Although she isn’t my Persephone, she might not be entirely wrong.

I’m just as ruthless and merciless as the god of the underworld, and just like him, I don’t stop until I get what I want. It also hasn’t escaped me that since I met the goddess, obsession has slithered into my system like a malicious snake waiting for the right moment to strike.

I’m not sure if that’s something I can control.

Last night, as I had her pressed up against me, I was seconds away from fucking her against the wall.

Inhaling her scent and watching her body react to me did a number on my dick. I could barely contain myself.

While she did her best to resist me, I wanted to peel her clothes away layer by layer and taste all the parts of her I haven’t touched.

Fuck me.Listen to me. I’m inviting her into my mind again. Then again, she never left.

Aurora Wright has lived in my head since my grandfather waved her picture in front of me like temptation on a platter.

But if she’s not my Persephone, what is she to me?

A pawn?

Collateral damage?

My forced bride-to-be?

For the last few hours, the question has rung through my mind over and over and over like the church bells at Notre Dame. And still, I don’t fucking know.

Aurora seems to be an anomaly. A little bit of everything and something more.

Something that revealed itself when I saw her coming out of my workshop.

The sight of her stirred buried emotions. Probably because there are elements about her that remind me of my ghost—Giselle.

Maybe Giselle decided to take a break from her angelic duties and play one last joke on me. A prank that would spark elements of the old me.Mebefore I became the devil.

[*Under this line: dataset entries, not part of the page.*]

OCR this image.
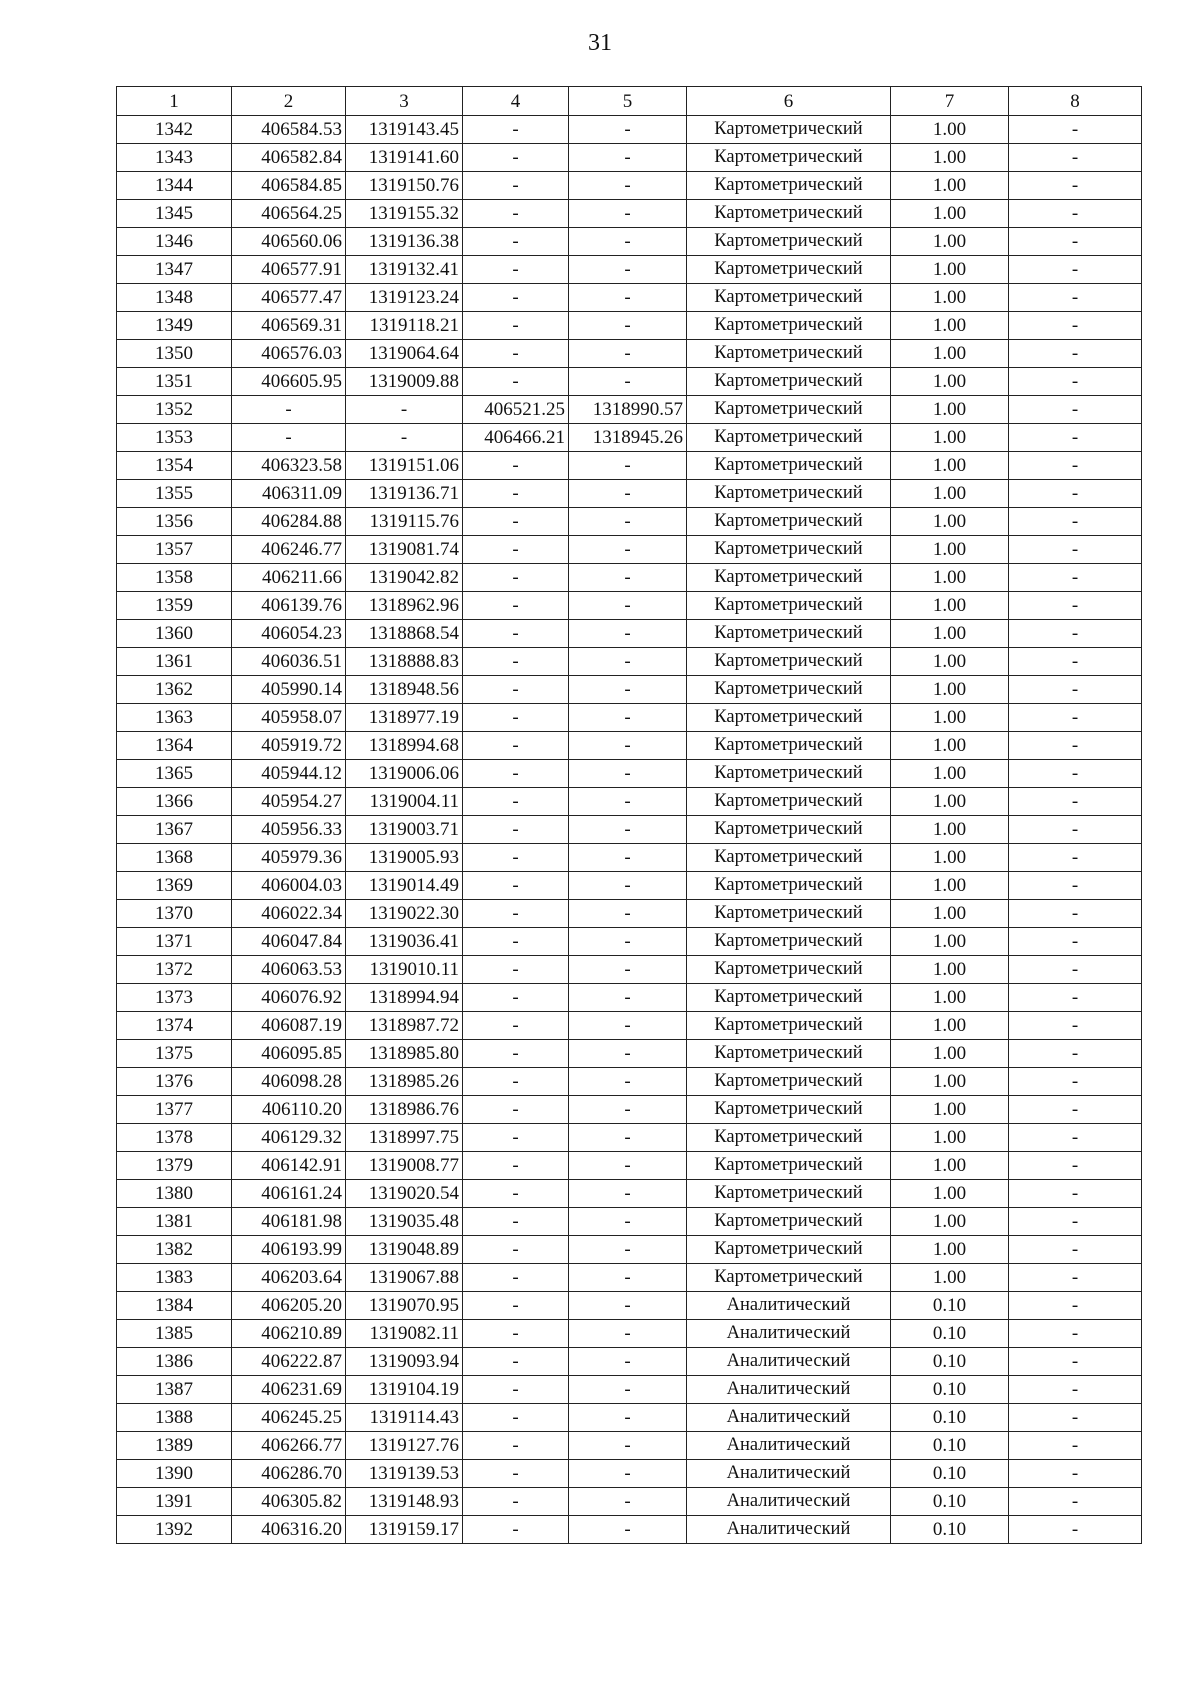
31
1	2	3	4	5	6	7	8
1342	406584.53	1319143.45	-	-	Картометрический	1.00	-
1343	406582.84	1319141.60	-	-	Картометрический	1.00	-
1344	406584.85	1319150.76	-	-	Картометрический	1.00	-
1345	406564.25	1319155.32	-	-	Картометрический	1.00	-
1346	406560.06	1319136.38	-	-	Картометрический	1.00	-
1347	406577.91	1319132.41	-	-	Картометрический	1.00	-
1348	406577.47	1319123.24	-	-	Картометрический	1.00	-
1349	406569.31	1319118.21	-	-	Картометрический	1.00	-
1350	406576.03	1319064.64	-	-	Картометрический	1.00	-
1351	406605.95	1319009.88	-	-	Картометрический	1.00	-
1352	-	-	406521.25	1318990.57	Картометрический	1.00	-
1353	-	-	406466.21	1318945.26	Картометрический	1.00	-
1354	406323.58	1319151.06	-	-	Картометрический	1.00	-
1355	406311.09	1319136.71	-	-	Картометрический	1.00	-
1356	406284.88	1319115.76	-	-	Картометрический	1.00	-
1357	406246.77	1319081.74	-	-	Картометрический	1.00	-
1358	406211.66	1319042.82	-	-	Картометрический	1.00	-
1359	406139.76	1318962.96	-	-	Картометрический	1.00	-
1360	406054.23	1318868.54	-	-	Картометрический	1.00	-
1361	406036.51	1318888.83	-	-	Картометрический	1.00	-
1362	405990.14	1318948.56	-	-	Картометрический	1.00	-
1363	405958.07	1318977.19	-	-	Картометрический	1.00	-
1364	405919.72	1318994.68	-	-	Картометрический	1.00	-
1365	405944.12	1319006.06	-	-	Картометрический	1.00	-
1366	405954.27	1319004.11	-	-	Картометрический	1.00	-
1367	405956.33	1319003.71	-	-	Картометрический	1.00	-
1368	405979.36	1319005.93	-	-	Картометрический	1.00	-
1369	406004.03	1319014.49	-	-	Картометрический	1.00	-
1370	406022.34	1319022.30	-	-	Картометрический	1.00	-
1371	406047.84	1319036.41	-	-	Картометрический	1.00	-
1372	406063.53	1319010.11	-	-	Картометрический	1.00	-
1373	406076.92	1318994.94	-	-	Картометрический	1.00	-
1374	406087.19	1318987.72	-	-	Картометрический	1.00	-
1375	406095.85	1318985.80	-	-	Картометрический	1.00	-
1376	406098.28	1318985.26	-	-	Картометрический	1.00	-
1377	406110.20	1318986.76	-	-	Картометрический	1.00	-
1378	406129.32	1318997.75	-	-	Картометрический	1.00	-
1379	406142.91	1319008.77	-	-	Картометрический	1.00	-
1380	406161.24	1319020.54	-	-	Картометрический	1.00	-
1381	406181.98	1319035.48	-	-	Картометрический	1.00	-
1382	406193.99	1319048.89	-	-	Картометрический	1.00	-
1383	406203.64	1319067.88	-	-	Картометрический	1.00	-
1384	406205.20	1319070.95	-	-	Аналитический	0.10	-
1385	406210.89	1319082.11	-	-	Аналитический	0.10	-
1386	406222.87	1319093.94	-	-	Аналитический	0.10	-
1387	406231.69	1319104.19	-	-	Аналитический	0.10	-
1388	406245.25	1319114.43	-	-	Аналитический	0.10	-
1389	406266.77	1319127.76	-	-	Аналитический	0.10	-
1390	406286.70	1319139.53	-	-	Аналитический	0.10	-
1391	406305.82	1319148.93	-	-	Аналитический	0.10	-
1392	406316.20	1319159.17	-	-	Аналитический	0.10	-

Both Jericho and I have experienced some dark shit from the past that changed us forever. Shit outside of the way our father has treated us.

While Jericho deals with his demons with silence—not even speaking to me about them—I never had that luxury, and it fucked me up all six ways to Sunday.

Aurora would have definitely seen my sculptures and most likely looked through my sketch pads. They weren’t exactly hidden. The curiosity on her face was also confirmation.

The sculptures are part of a collection I started over a decade ago. I have one left to do. When I’m finished, everything will be shipped to my mother’s gallery in France for this years’ showcase, where they’ll be staying permanently.

They’ve been with me for far too long. It’s time to say goodbye now, the same way I should part with the ghost of the girl who inspired them.

That’s a story for another time. She always is.

Right now, I need to keep my eyes on my goals.

I’m meeting with my grandfather the moment I get into work, so today is when things really start moving.

Now that I’ve secured Sunset Cove, the next part of the plan is all about me.

Nothing should ruin what I have lined up, not even Nathan’s release.